Until the Foundation for Sport and the Arts approved a grant of pounds 90,000 two days before deadline last October, the entire enterprise was on the brink of collapse. Rory Bremner, Eton College and Fiesta Marquees of Wokingham also helped bridge the shortfall. So, starting next Tuesday, venues as diverse as Warrington Sports Club and Charterhouse School will host a 60-over round-robin, culminating in a Lord's final on 1 August.

As the players assembled beneath the gasholders, discerning between the haves and have-nots was none too difficult. The Australians, winners of the last three World Cups, looked sleek in their natty tracksuits and wraparound shades, professional down to the last sponsor's logo. The Indians wore saris, the Dutch modest midis, the West Indians prim skirts.

The first representative side from the Caribbean to participate in the tournament, the West Indians are actually drawn from three islands, Trinidad, Jamaica and St Lucia. Having entered, a little self-consciously, as the Caribbean Federation, the authorities subsequently claimed a wider responsibility. 'We've got quite a few fast bowlers,' revealed their coach, Theo Cuffy, somewhat needlessly.

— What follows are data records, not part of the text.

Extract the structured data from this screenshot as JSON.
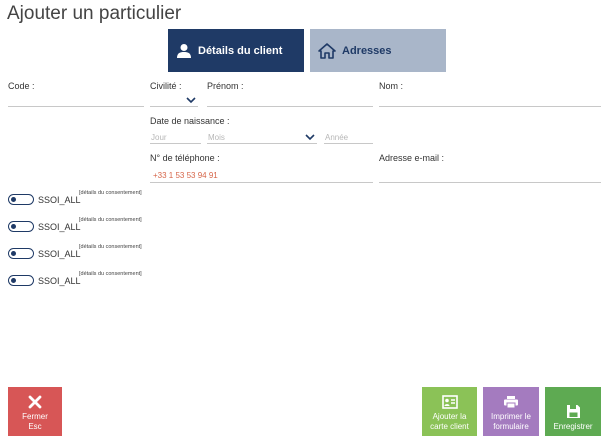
{
  "title": "Ajouter un particulier",
  "tabs": {
    "details": "Détails du client",
    "addresses": "Adresses"
  },
  "form": {
    "code_label": "Code :",
    "civility_label": "Civilité :",
    "firstname_label": "Prénom :",
    "lastname_label": "Nom :",
    "birthdate_label": "Date de naissance :",
    "day_placeholder": "Jour",
    "month_placeholder": "Mois",
    "year_placeholder": "Année",
    "phone_label": "N° de téléphone :",
    "phone_value": "+33 1 53 53 94 91",
    "email_label": "Adresse e-mail :"
  },
  "consents": [
    {
      "label": "SSOI_ALL",
      "details": "[détails du consentement]"
    },
    {
      "label": "SSOI_ALL",
      "details": "[détails du consentement]"
    },
    {
      "label": "SSOI_ALL",
      "details": "[détails du consentement]"
    },
    {
      "label": "SSOI_ALL",
      "details": "[détails du consentement]"
    }
  ],
  "buttons": {
    "close_line1": "Fermer",
    "close_line2": "Esc",
    "card_line1": "Ajouter la",
    "card_line2": "carte client",
    "print_line1": "Imprimer le",
    "print_line2": "formulaire",
    "save": "Enregistrer"
  },
  "colors": {
    "accent": "#1f3a66",
    "close": "#d75656",
    "card": "#8bc257",
    "print": "#a47bbf",
    "save": "#5eaa52",
    "phone": "#d6664a"
  }
}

Net practice before the opening ceremony brought proof that some of the less genteel realities of the men's game are beginning to sully the feminine version. Having recently been struck in the mouth, one wary Danish player was wearing a helmet. Lyn Larsen, the Australian captain, admitted that she, too, had packed some protective headgear, albeit solely for use in the nets. As an omen for England's prospects, it was not propitious.